Prayers for your trip Jen! I wish I was brave enough to do something like that. And you and I must be soul sisters. I am an emotional person too. I’ve been known to cry at Hallmark commercials. Which also means I love big too! Visiting from FMF where I’m #8 this week.
Thank you, Tara! I’m a little apprehensive about it but excited all at the same time. So glad you visited today.
I am just SO excited for you! Beyond excited! I believe that God has broken you in a special and specific way in order to use you mightily. His heart beats for the hurting, and so He has made yours do the same. This is going to be awesome and I can’t wait to read all about your experience!
Thank you, Marie, for your constant prayers and encouragement. I can’t wait to experience it for myself!
Kenya!
Kwenda…kwaheri!
🙂
How exciting that you are going to where your heart is!! I can’t wait to see some pictures and read your words about your trip. Praying for safety and for God to show up in ways that you are not even expecting. Great post, Jennifer! xoxo
Thank you so much, Holly!
What a beautiful post, Jennifer! I’m so glad you’re getting to go to Kenya. Thank you for going! I know God will use you as His hands and feet as you love on His precious ones. 🙂 I have to admit, I’m a little jealous. I’ll go again one day (maybe not to Kenya, but to wherever He calls me)… But for now, I’ll pray for YOU as you go! Blessings, Tasha (visiting from Five Minute Friday)
Thank you for visiting today, Tasha. This will be my first time out of the country (unless you count Canada and Mexico…and those don’t really count)… So prayers appreciated. I feel confident God is in control of it all, though.

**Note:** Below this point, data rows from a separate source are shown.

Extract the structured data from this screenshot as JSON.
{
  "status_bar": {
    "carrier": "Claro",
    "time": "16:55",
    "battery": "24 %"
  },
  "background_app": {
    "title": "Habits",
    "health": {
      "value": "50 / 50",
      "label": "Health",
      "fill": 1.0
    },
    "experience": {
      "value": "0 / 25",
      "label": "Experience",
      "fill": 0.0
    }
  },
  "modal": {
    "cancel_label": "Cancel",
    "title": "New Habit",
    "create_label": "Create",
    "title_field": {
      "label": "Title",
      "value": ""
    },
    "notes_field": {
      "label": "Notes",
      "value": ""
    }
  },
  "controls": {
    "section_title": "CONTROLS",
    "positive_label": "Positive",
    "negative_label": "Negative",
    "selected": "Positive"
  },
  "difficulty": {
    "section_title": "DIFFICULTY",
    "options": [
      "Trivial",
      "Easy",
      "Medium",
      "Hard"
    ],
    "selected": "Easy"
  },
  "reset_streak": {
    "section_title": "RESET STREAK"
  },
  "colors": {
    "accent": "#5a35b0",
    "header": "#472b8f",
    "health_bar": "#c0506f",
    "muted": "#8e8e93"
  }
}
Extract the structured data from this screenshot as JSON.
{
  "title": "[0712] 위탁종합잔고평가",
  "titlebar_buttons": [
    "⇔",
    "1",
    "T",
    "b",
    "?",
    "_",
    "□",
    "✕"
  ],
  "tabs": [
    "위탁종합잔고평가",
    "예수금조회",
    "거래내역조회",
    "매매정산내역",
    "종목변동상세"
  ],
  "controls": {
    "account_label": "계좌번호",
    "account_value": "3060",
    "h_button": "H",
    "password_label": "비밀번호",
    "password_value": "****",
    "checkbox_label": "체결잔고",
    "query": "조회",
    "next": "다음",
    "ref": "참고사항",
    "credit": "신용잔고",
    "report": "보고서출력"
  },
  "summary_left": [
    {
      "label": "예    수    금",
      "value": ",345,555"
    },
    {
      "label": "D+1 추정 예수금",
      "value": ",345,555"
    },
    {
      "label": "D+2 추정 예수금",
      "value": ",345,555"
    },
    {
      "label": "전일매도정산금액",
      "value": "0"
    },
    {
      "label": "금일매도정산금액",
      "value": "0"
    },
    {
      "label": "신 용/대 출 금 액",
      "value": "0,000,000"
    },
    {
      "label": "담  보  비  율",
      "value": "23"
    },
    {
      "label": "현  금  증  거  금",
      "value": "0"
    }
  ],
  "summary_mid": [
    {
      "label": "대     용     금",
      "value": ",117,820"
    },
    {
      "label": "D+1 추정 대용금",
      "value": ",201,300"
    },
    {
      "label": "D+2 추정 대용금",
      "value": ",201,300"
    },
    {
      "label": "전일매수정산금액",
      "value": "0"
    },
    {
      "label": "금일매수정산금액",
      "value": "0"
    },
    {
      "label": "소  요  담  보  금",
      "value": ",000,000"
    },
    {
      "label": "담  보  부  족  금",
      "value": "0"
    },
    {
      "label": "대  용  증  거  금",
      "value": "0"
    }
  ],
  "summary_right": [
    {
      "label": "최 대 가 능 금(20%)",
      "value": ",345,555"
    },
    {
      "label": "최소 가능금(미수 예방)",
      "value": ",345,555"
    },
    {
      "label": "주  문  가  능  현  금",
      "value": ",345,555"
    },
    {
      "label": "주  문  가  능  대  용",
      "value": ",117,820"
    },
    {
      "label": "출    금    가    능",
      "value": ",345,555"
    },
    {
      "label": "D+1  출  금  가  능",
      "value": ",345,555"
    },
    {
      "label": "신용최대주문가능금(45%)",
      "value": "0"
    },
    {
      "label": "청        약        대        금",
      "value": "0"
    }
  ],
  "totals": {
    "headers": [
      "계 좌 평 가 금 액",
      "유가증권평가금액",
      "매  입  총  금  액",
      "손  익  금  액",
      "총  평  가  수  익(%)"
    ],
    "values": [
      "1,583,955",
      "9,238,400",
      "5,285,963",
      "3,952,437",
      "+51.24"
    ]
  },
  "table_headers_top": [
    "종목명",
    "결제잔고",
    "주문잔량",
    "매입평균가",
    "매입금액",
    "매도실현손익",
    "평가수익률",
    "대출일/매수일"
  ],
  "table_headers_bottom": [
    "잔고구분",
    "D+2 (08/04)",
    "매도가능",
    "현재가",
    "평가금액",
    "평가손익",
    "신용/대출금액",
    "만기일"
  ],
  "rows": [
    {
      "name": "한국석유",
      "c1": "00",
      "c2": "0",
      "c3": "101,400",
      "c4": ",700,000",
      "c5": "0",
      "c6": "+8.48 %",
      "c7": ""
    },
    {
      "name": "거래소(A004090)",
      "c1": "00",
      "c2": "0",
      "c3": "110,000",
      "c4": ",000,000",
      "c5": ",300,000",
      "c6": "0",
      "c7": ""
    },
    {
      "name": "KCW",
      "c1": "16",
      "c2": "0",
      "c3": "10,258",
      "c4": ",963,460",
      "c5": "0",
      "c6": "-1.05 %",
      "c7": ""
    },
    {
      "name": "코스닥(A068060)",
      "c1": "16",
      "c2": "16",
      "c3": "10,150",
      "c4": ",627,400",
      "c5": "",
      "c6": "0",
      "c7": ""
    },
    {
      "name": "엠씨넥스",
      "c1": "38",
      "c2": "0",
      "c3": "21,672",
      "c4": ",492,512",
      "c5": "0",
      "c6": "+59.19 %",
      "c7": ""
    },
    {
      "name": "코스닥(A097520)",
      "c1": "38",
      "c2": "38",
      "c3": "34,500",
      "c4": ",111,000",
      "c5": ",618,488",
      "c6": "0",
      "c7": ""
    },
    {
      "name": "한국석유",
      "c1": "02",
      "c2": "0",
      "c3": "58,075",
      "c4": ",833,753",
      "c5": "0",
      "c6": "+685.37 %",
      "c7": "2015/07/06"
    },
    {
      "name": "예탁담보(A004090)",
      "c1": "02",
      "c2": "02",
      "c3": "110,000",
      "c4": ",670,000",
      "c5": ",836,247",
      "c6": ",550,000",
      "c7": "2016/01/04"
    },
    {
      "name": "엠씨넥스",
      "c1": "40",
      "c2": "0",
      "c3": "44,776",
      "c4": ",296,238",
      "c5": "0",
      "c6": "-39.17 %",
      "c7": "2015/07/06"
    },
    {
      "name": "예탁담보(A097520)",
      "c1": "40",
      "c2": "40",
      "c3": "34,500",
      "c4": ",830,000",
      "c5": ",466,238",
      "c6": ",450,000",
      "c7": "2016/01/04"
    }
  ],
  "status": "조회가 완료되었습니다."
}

I am SO EXCITED for you, my friend! …and SO PROUD of you for saying yes! #YourYesMatters #SayYesinYourMess (Ya see what I did there?)
I saw what you did there. 😉 So clever!
Hi Jennie,
I “accidentally” found your page, but being the person that I am, I actually feel it was no accident at all, but synchronicity at play. As Albert Einstein so poetically stated it, “There are only two ways to live your life. One as though nothing is a miracle, the other, as though everything is”.
I am a screenwriter who shares your emotions, empathy, and views about life. In fact, to such a great degree, that sometimes I have felt too sensitive for this world. But, when God opens your eyes, you know it! We are all here for a divine purpose, and I discovered that mine was meant to make a difference in the world through my writing, the stories and characters I create, and the way I live my life. Congratulations to you for finding the courage to commit to yours. Every person who chooses to stand up for the greater good is another star that shines brightly onto the world, and one day there will be so many, that we will distinguish the darkness with light.
Wishing you an extraordinary and inspiring journey.